WASHINGTON — All the bluster about "dilatory" tactics aside, it looks as though Sen. Ted Stevens will go to trial on corruption charges in two weeks, as scheduled and in the middle of his re-election bid.
Lawyers for the Alaska Republican tried but failed Wednesday to have the case thrown out on the grounds that it's unconstitutional and that some counts in the indictment were outside the statute of limitations. Stevens, 84, faces seven felony counts of knowingly taking home repairs and gifts worth more than $250,000 from the now-defunct oil-services company Veco Corp. and failing to report them on his annual Senate disclosure forms.
U.S. District Court Judge Emmet Sullivan ruled against most of the motions filed by Stevens' lawyers, including one that would have stricken language in the indictment that suggests that Stevens accepted gifts and renovations from Veco and its former chief executive, Bill Allen, in exchange for legislative favors for the Alaska-based oil services company.
One of Stevens' three lawyers, Robert Cary, argued that the prosecutors were trying to "stink up the courtroom" with allegations of bribery when there is no evidence of a quid pro quo. In fact, Stevens was just doing his job, Cary argued, by being responsive to an Alaska-based company that employed many state residents.
"There's no great mystery or dispute that Senator Stevens listens to his constituents and he tries to help them," Cary said.

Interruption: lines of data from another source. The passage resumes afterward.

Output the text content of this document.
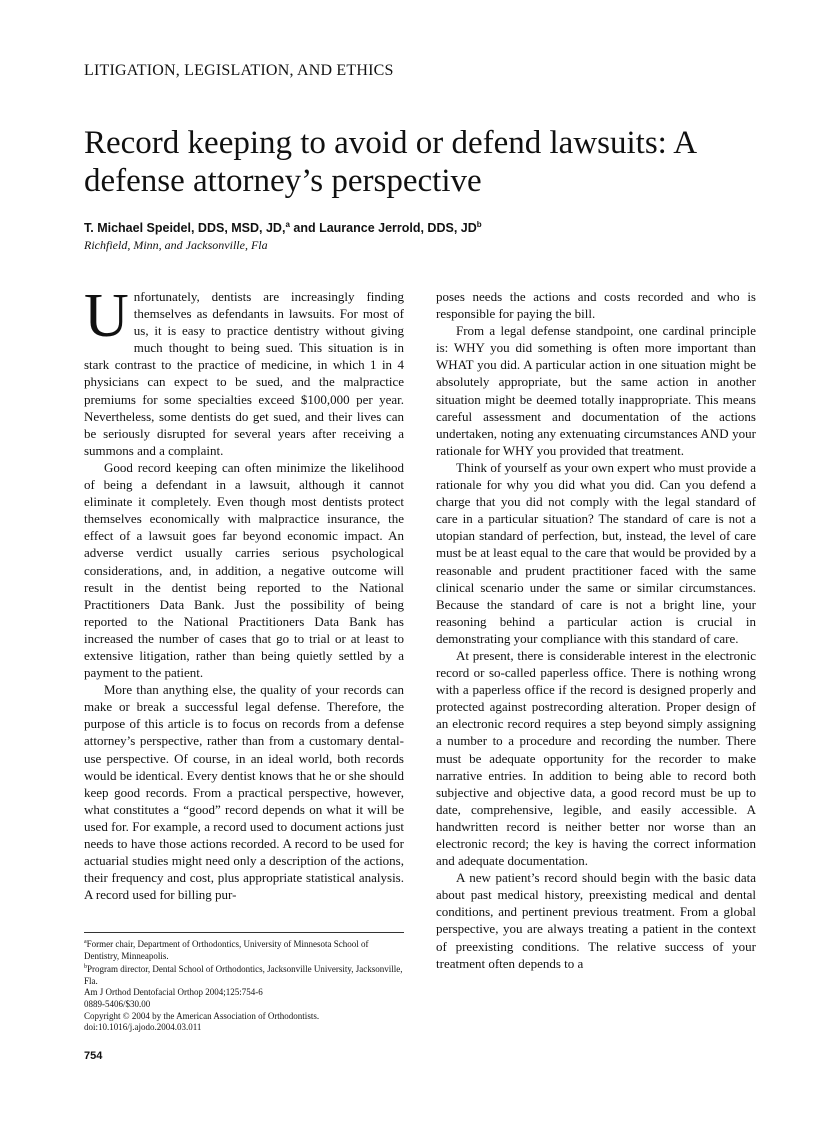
LITIGATION, LEGISLATION, AND ETHICS
Record keeping to avoid or defend lawsuits: A defense attorney’s perspective
T. Michael Speidel, DDS, MSD, JD,$^a$ and Laurance Jerrold, DDS, $JD^b$
Richfield, Minn, and Jacksonville, Fla

Unfortunately, dentists are increasingly finding themselves as defendants in lawsuits. For most of us, it is easy to practice dentistry without giving much thought to being sued. This situation is in stark contrast to the practice of medicine, in which 1 in 4 physicians can expect to be sued, and the malpractice premiums for some specialties exceed $100,000 per year. Nevertheless, some dentists do get sued, and their lives can be seriously disrupted for several years after receiving a summons and a complaint.

Good record keeping can often minimize the likelihood of being a defendant in a lawsuit, although it cannot eliminate it completely. Even though most dentists protect themselves economically with malpractice insurance, the effect of a lawsuit goes far beyond economic impact. An adverse verdict usually carries serious psychological considerations, and, in addition, a negative outcome will result in the dentist being reported to the National Practitioners Data Bank. Just the possibility of being reported to the National Practitioners Data Bank has increased the number of cases that go to trial or at least to extensive litigation, rather than being quietly settled by a payment to the patient.

More than anything else, the quality of your records can make or break a successful legal defense. Therefore, the purpose of this article is to focus on records from a defense attorney’s perspective, rather than from a customary dental-use perspective. Of course, in an ideal world, both records would be identical. Every dentist knows that he or she should keep good records. From a practical perspective, however, what constitutes a “good” record depends on what it will be used for. For example, a record used to document actions just needs to have those actions recorded. A record to be used for actuarial studies might need only a description of the actions, their frequency and cost, plus appropriate statistical analysis. A record used for billing pur-

poses needs the actions and costs recorded and who is responsible for paying the bill.

From a legal defense standpoint, one cardinal principle is: WHY you did something is often more important than WHAT you did. A particular action in one situation might be absolutely appropriate, but the same action in another situation might be deemed totally inappropriate. This means careful assessment and documentation of the actions undertaken, noting any extenuating circumstances AND your rationale for WHY you provided that treatment.

Think of yourself as your own expert who must provide a rationale for why you did what you did. Can you defend a charge that you did not comply with the legal standard of care in a particular situation? The standard of care is not a utopian standard of perfection, but, instead, the level of care must be at least equal to the care that would be provided by a reasonable and prudent practitioner faced with the same clinical scenario under the same or similar circumstances. Because the standard of care is not a bright line, your reasoning behind a particular action is crucial in demonstrating your compliance with this standard of care.

At present, there is considerable interest in the electronic record or so-called paperless office. There is nothing wrong with a paperless office if the record is designed properly and protected against postrecording alteration. Proper design of an electronic record requires a step beyond simply assigning a number to a procedure and recording the number. There must be adequate opportunity for the recorder to make narrative entries. In addition to being able to record both subjective and objective data, a good record must be up to date, comprehensive, legible, and easily accessible. A handwritten record is neither better nor worse than an electronic record; the key is having the correct information and adequate documentation.

A new patient’s record should begin with the basic data about past medical history, preexisting medical and dental conditions, and pertinent previous treatment. From a global perspective, you are always treating a patient in the context of preexisting conditions. The relative success of your treatment often depends to a

$^a$Former chair, Department of Orthodontics, University of Minnesota School of Dentistry, Minneapolis.
$^b$Program director, Dental School of Orthodontics, Jacksonville University, Jacksonville, Fla.
Am J Orthod Dentofacial Orthop 2004;125:754-6
0889-5406/$30.00
Copyright © 2004 by the American Association of Orthodontists.
doi:10.1016/j.ajodo.2004.03.011
754
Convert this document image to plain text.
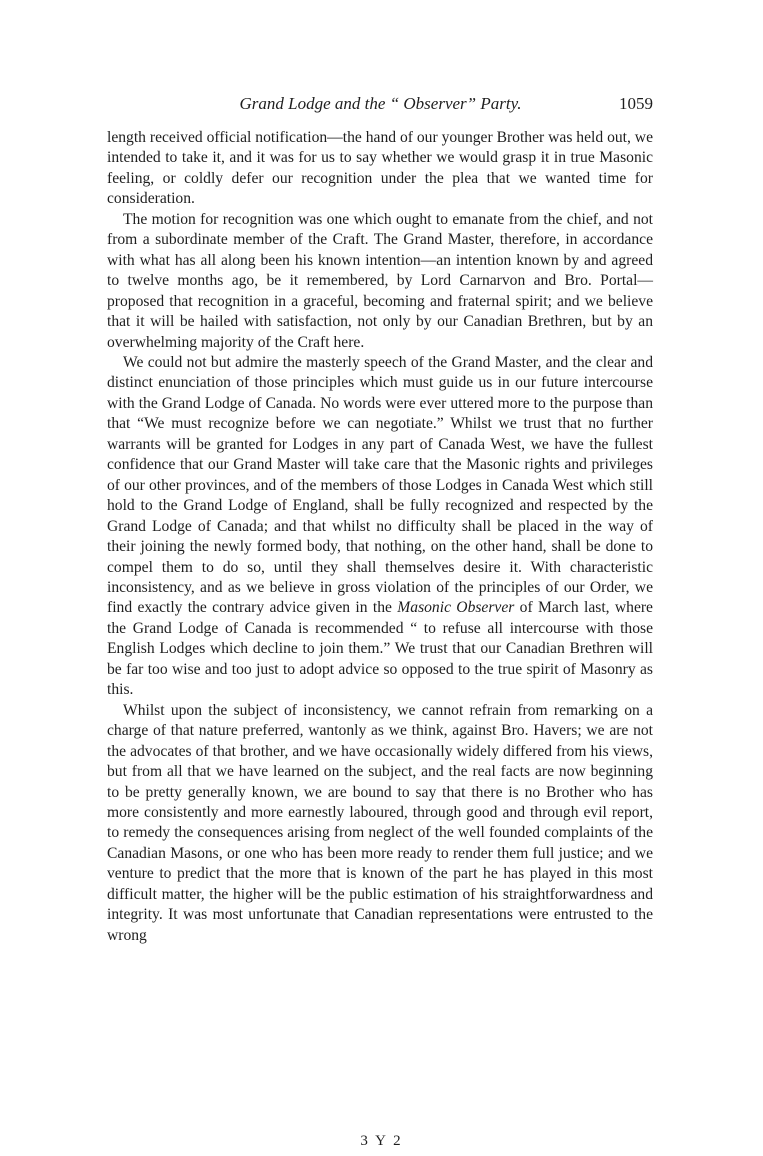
Grand Lodge and the “ Observer” Party.	1059

length received official notification—the hand of our younger Brother was held out, we intended to take it, and it was for us to say whether we would grasp it in true Masonic feeling, or coldly defer our recognition under the plea that we wanted time for consideration.

The motion for recognition was one which ought to emanate from the chief, and not from a subordinate member of the Craft. The Grand Master, therefore, in accordance with what has all along been his known intention—an intention known by and agreed to twelve months ago, be it remembered, by Lord Carnarvon and Bro. Portal—proposed that recognition in a graceful, becoming and fraternal spirit; and we believe that it will be hailed with satisfaction, not only by our Canadian Brethren, but by an overwhelming majority of the Craft here.

We could not but admire the masterly speech of the Grand Master, and the clear and distinct enunciation of those principles which must guide us in our future intercourse with the Grand Lodge of Canada. No words were ever uttered more to the purpose than that “We must recognize before we can negotiate.” Whilst we trust that no further warrants will be granted for Lodges in any part of Canada West, we have the fullest confidence that our Grand Master will take care that the Masonic rights and privileges of our other provinces, and of the members of those Lodges in Canada West which still hold to the Grand Lodge of England, shall be fully recognized and respected by the Grand Lodge of Canada; and that whilst no difficulty shall be placed in the way of their joining the newly formed body, that nothing, on the other hand, shall be done to compel them to do so, until they shall themselves desire it. With characteristic inconsistency, and as we believe in gross violation of the principles of our Order, we find exactly the contrary advice given in the Masonic Observer of March last, where the Grand Lodge of Canada is recommended “ to refuse all intercourse with those English Lodges which decline to join them.” We trust that our Canadian Brethren will be far too wise and too just to adopt advice so opposed to the true spirit of Masonry as this.

Whilst upon the subject of inconsistency, we cannot refrain from remarking on a charge of that nature preferred, wantonly as we think, against Bro. Havers; we are not the advocates of that brother, and we have occasionally widely differed from his views, but from all that we have learned on the subject, and the real facts are now beginning to be pretty generally known, we are bound to say that there is no Brother who has more consistently and more earnestly laboured, through good and through evil report, to remedy the consequences arising from neglect of the well founded complaints of the Canadian Masons, or one who has been more ready to render them full justice; and we venture to predict that the more that is known of the part he has played in this most difficult matter, the higher will be the public estimation of his straightforwardness and integrity. It was most unfortunate that Canadian representations were entrusted to the wrong

3 Y 2
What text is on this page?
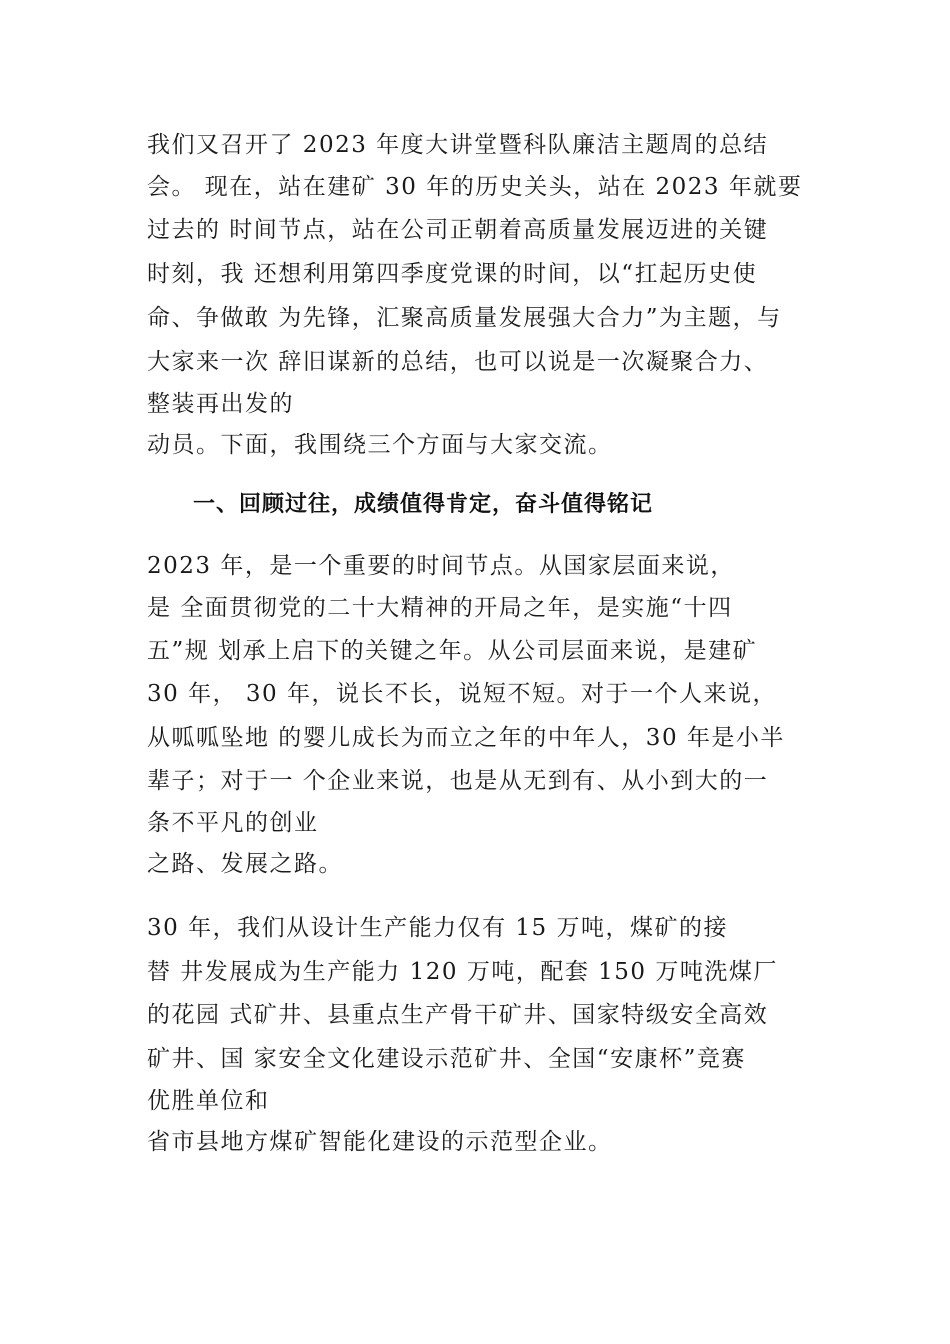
我们又召开了 2023 年度大讲堂暨科队廉洁主题周的总结
会。 现在，站在建矿 30 年的历史关头，站在 2023 年就要
过去的 时间节点，站在公司正朝着高质量发展迈进的关键
时刻，我 还想利用第四季度党课的时间，以“扛起历史使
命、争做敢 为先锋，汇聚高质量发展强大合力”为主题，与
大家来一次 辞旧谋新的总结，也可以说是一次凝聚合力、
整装再出发的
动员。下面，我围绕三个方面与大家交流。
一、回顾过往，成绩值得肯定，奋斗值得铭记
2023 年，是一个重要的时间节点。从国家层面来说，
是 全面贯彻党的二十大精神的开局之年，是实施“十四
五”规 划承上启下的关键之年。从公司层面来说，是建矿
30 年， 30 年，说长不长，说短不短。对于一个人来说，
从呱呱坠地 的婴儿成长为而立之年的中年人，30 年是小半
辈子；对于一 个企业来说，也是从无到有、从小到大的一
条不平凡的创业
之路、发展之路。
30 年，我们从设计生产能力仅有 15 万吨，煤矿的接
替 井发展成为生产能力 120 万吨，配套 150 万吨洗煤厂
的花园 式矿井、县重点生产骨干矿井、国家特级安全高效
矿井、国 家安全文化建设示范矿井、全国“安康杯”竞赛
优胜单位和
省市县地方煤矿智能化建设的示范型企业。
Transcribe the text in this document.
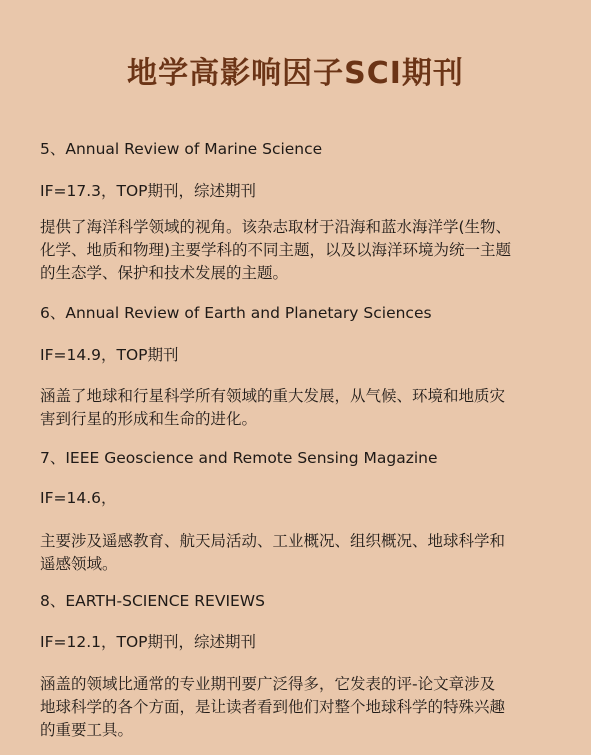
地学高影响因子SCI期刊
5、Annual Review of Marine Science
IF=17.3，TOP期刊，综述期刊
提供了海洋科学领域的视角。该杂志取材于沿海和蓝水海洋学(生物、
化学、地质和物理)主要学科的不同主题，以及以海洋环境为统一主题
的生态学、保护和技术发展的主题。
6、Annual Review of Earth and Planetary Sciences
IF=14.9，TOP期刊
涵盖了地球和行星科学所有领域的重大发展，从气候、环境和地质灾
害到行星的形成和生命的进化。
7、IEEE Geoscience and Remote Sensing Magazine
IF=14.6，
主要涉及遥感教育、航天局活动、工业概况、组织概况、地球科学和
遥感领域。
8、EARTH-SCIENCE REVIEWS
IF=12.1，TOP期刊，综述期刊
涵盖的领域比通常的专业期刊要广泛得多，它发表的评-论文章涉及
地球科学的各个方面，是让读者看到他们对整个地球科学的特殊兴趣
的重要工具。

Prosecutors countered that the allegations in the indictment are key to proving their case, which hinges on charges that Stevens lied on his disclosure forms. It helps prove Stevens had a motive to hide information on the forms, said Assistant U.S. Attorney Joseph Bottini.
"He knows someone is going to look at that and say, 'Wait a second, he's getting stuff from Veco and Allen and he wrote a letter on their behalf,'" Bottini said, adding that prosecutors will try to prove Stevens knew that if he put the gifts on his disclosure form, he would face consequences.
"Someone's going to look at that and go, 'Ah-ha!'" Bottini said.
Sullivan is expected to issue additional rulings on two key issues leading up to the trial. He will determine whether evidence in the case violates constitutional separations that keep lawmakers from being prosecuted for their legislative actions in the halls of Congress.
Sullivan also will rule on whether prosecutors can introduce a wide array of other evidence to boost their case, including showing that Stevens hid a $31,000 loan from a friend and then parlayed it into $129,250 in real estate gains.
Stevens did not attend Wednesday's hearing. He faces Anchorage Mayor Mark Begich, a Democrat, in the Nov. 4 election.